20 Unforgettable Minutes; or, Finding Meaning In the Most Unlikely Places

It is amazing how the most ordinary days and mundane activities can turn out to be the most meaningful and memorable. When the world seems like a pretty sick place, as recent news from the four corners of the globe suggests, I go back to a few moments that remind me what life is all about. 


One of those times, which I have found myself thinking a lot about recently, happened when I boarded a metro car in Washington, D.C. two summers ago. 

A man next to me in the rush-hour terminal was waiting for the train. He had a long white cane in his hands to help him walk without bumping into things. His jeans, if they could be called that, were ripped to shreds. His shoes had holes and the laces had fallen off long ago. His arm was covered in a nasty rash.

No one got too close to him.

"IS ANYONE GETTING ON THIS TRAIN?!" he suddenly shouted at no one in particular. In a busy crowd, everyone ignored him, including me. As the train rolled into the station he shouted again.


As he jabbed the white cane at the metro's wall trying to find an open door, it became clear that he was totally blind, and the guy just needed somebody to take his arm and walk him onto the train. A few of us helped him find a seat. I ended up sitting down next to him.

A few stops later, he turned to me and said, "How many more to Foggy Bottom? I gotta get off at Foggy Bottom, I can't miss it."

"I'm getting off at Foggy Bottom too," I said. "It's four stops from this one."

He asked me twice more, and I kept telling him how many stops were left and that we were almost there. When we got to Foggy Bottom, the two of us stood up and walked off the train together. I took his arm and helped him walk through the mess of concrete and people, and onto the platform. He started veering off on a collision course with a bench, and I turned him back towards the stairs and said, "Just walk straight this way, we're almost to the stairs."

"Yeah, it's hard to walk straight when you're blind," he said.

I was feeling pretty awful, for ignoring him when he needed help getting on the train and now for taking for granted how easy it is to "walk straight" when some people can't even see the line. I was thinking about how hard it must be to use the metro for this guy. I wondered where he was going, and why he was so worried about missing his stop. I was about to steer him around a little boy in his path, when the kid's face lit up with a big smile as he threw out his arms.

"DADDY!!!!!!!!" he said. Arms outstretched, he ran towards us and gave my new friend an enormous hug.

"Aww hey, son! It's so good to see you, too." As I began to walk away, he turned towards me. "Take care, my man -- thanks."

I wanted to thank him. He helped me imagine the world differently, from the perspective of someone who goes every day without sight, something the rest of the world takes for granted. I'm sure I was worried about being late for dinner or forgetting to send an email. He was worried about literally going from point A to point B. He braved the metro, full of confusing pathways and jerks who ignored him when he asked them for help, just so he could see his little boy. I wish he had the eyes to see the smiles he put on everyone's faces when he hugged his son at Foggy Bottom.

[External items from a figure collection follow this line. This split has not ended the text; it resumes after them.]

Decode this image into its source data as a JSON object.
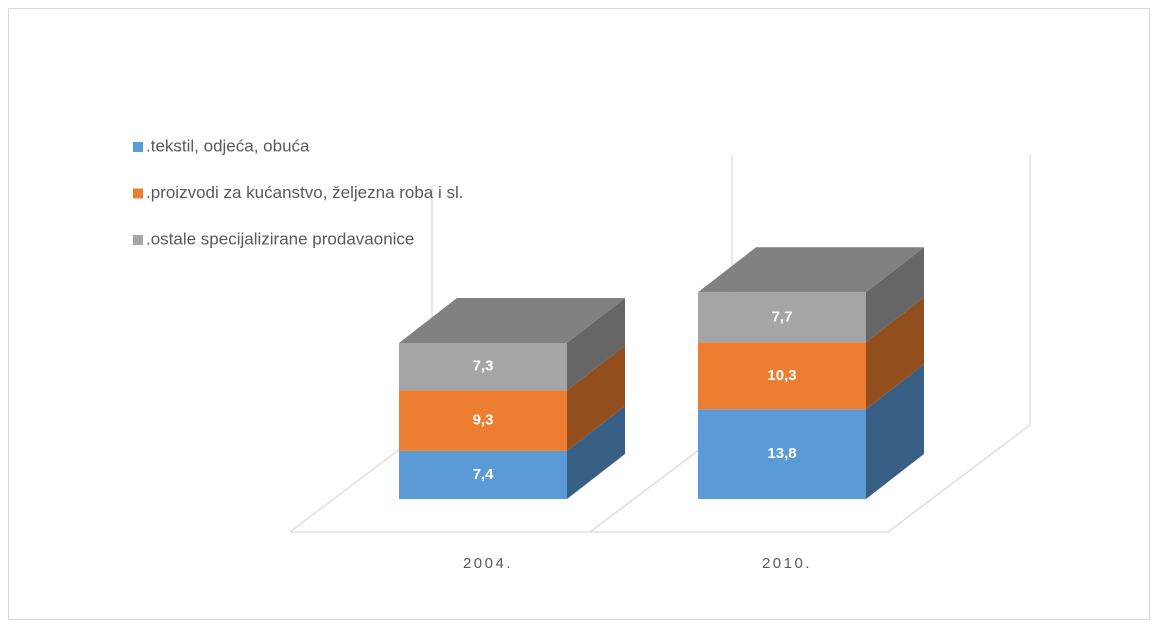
{
  "chart_data": {
    "type": "bar3d_stacked",
    "categories": [
      "2004.",
      "2010."
    ],
    "series": [
      {
        "name": ".tekstil, odjeća, obuća",
        "color": "#5b9bd5",
        "values": [
          7.4,
          13.8
        ],
        "value_labels": [
          "7,4",
          "13,8"
        ]
      },
      {
        "name": ".proizvodi za kućanstvo, željezna roba i sl.",
        "color": "#ed7d31",
        "values": [
          9.3,
          10.3
        ],
        "value_labels": [
          "9,3",
          "10,3"
        ]
      },
      {
        "name": ".ostale specijalizirane prodavaonice",
        "color": "#a5a5a5",
        "values": [
          7.3,
          7.7
        ],
        "value_labels": [
          "7,3",
          "7,7"
        ]
      }
    ],
    "legend": "top-left"
  }
}
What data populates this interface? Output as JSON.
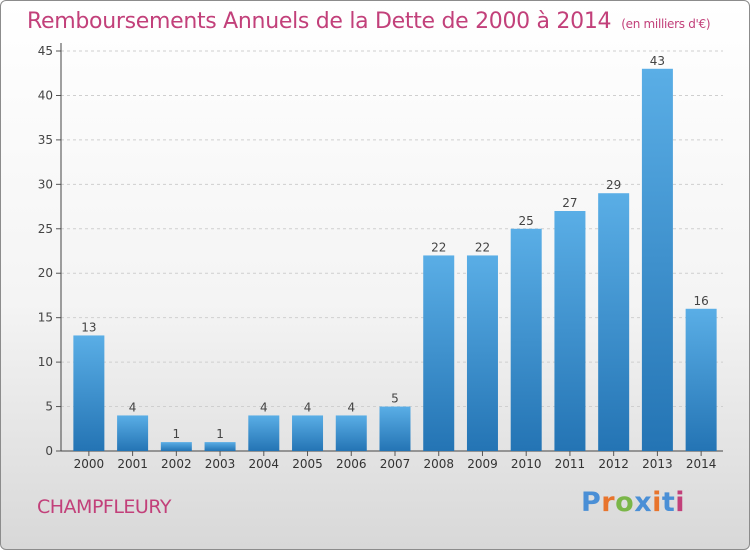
{
  "header": {
    "title": "Remboursements Annuels de la Dette de 2000 à 2014",
    "unit": "(en milliers d'€)"
  },
  "footer": {
    "commune": "CHAMPFLEURY",
    "logo": "Proxiti",
    "logo_colors": [
      "#4a8fd6",
      "#e8742c",
      "#7ab648",
      "#4a8fd6",
      "#e8742c",
      "#4a8fd6",
      "#c2407a"
    ]
  },
  "colors": {
    "bar_top": "#5aaee6",
    "bar_bottom": "#2474b4",
    "text": "#c2407a"
  },
  "chart_data": {
    "type": "bar",
    "title": "Remboursements Annuels de la Dette de 2000 à 2014",
    "subtitle": "(en milliers d'€)",
    "categories": [
      "2000",
      "2001",
      "2002",
      "2003",
      "2004",
      "2005",
      "2006",
      "2007",
      "2008",
      "2009",
      "2010",
      "2011",
      "2012",
      "2013",
      "2014"
    ],
    "values": [
      13,
      4,
      1,
      1,
      4,
      4,
      4,
      5,
      22,
      22,
      25,
      27,
      29,
      43,
      16
    ],
    "ylim": [
      0,
      45
    ],
    "yticks": [
      0,
      5,
      10,
      15,
      20,
      25,
      30,
      35,
      40,
      45
    ],
    "grid": true,
    "data_labels": true
  }
}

When I think about what gets me out of bed in the morning, I think about that man who, each day on the metro, had every reason to feel like the world simply did not give a shit about him. There are millions of people like him who need a voice but don't have one. And no matter where we stand on our politics, our passions, or our religions, thinking about helping people like that man can reaffirm our sense of purpose. 

Everyone has their own "man on the train" moment. And in times like these, it has helped me to reflect upon mine a lot more often. As long as there folks remain in this world who aren't afraid to help each other get on the train -- a demonstration of the collective human compassion we are all capable of -- we will not have to go to a metro station to see light at the end of a tunnel.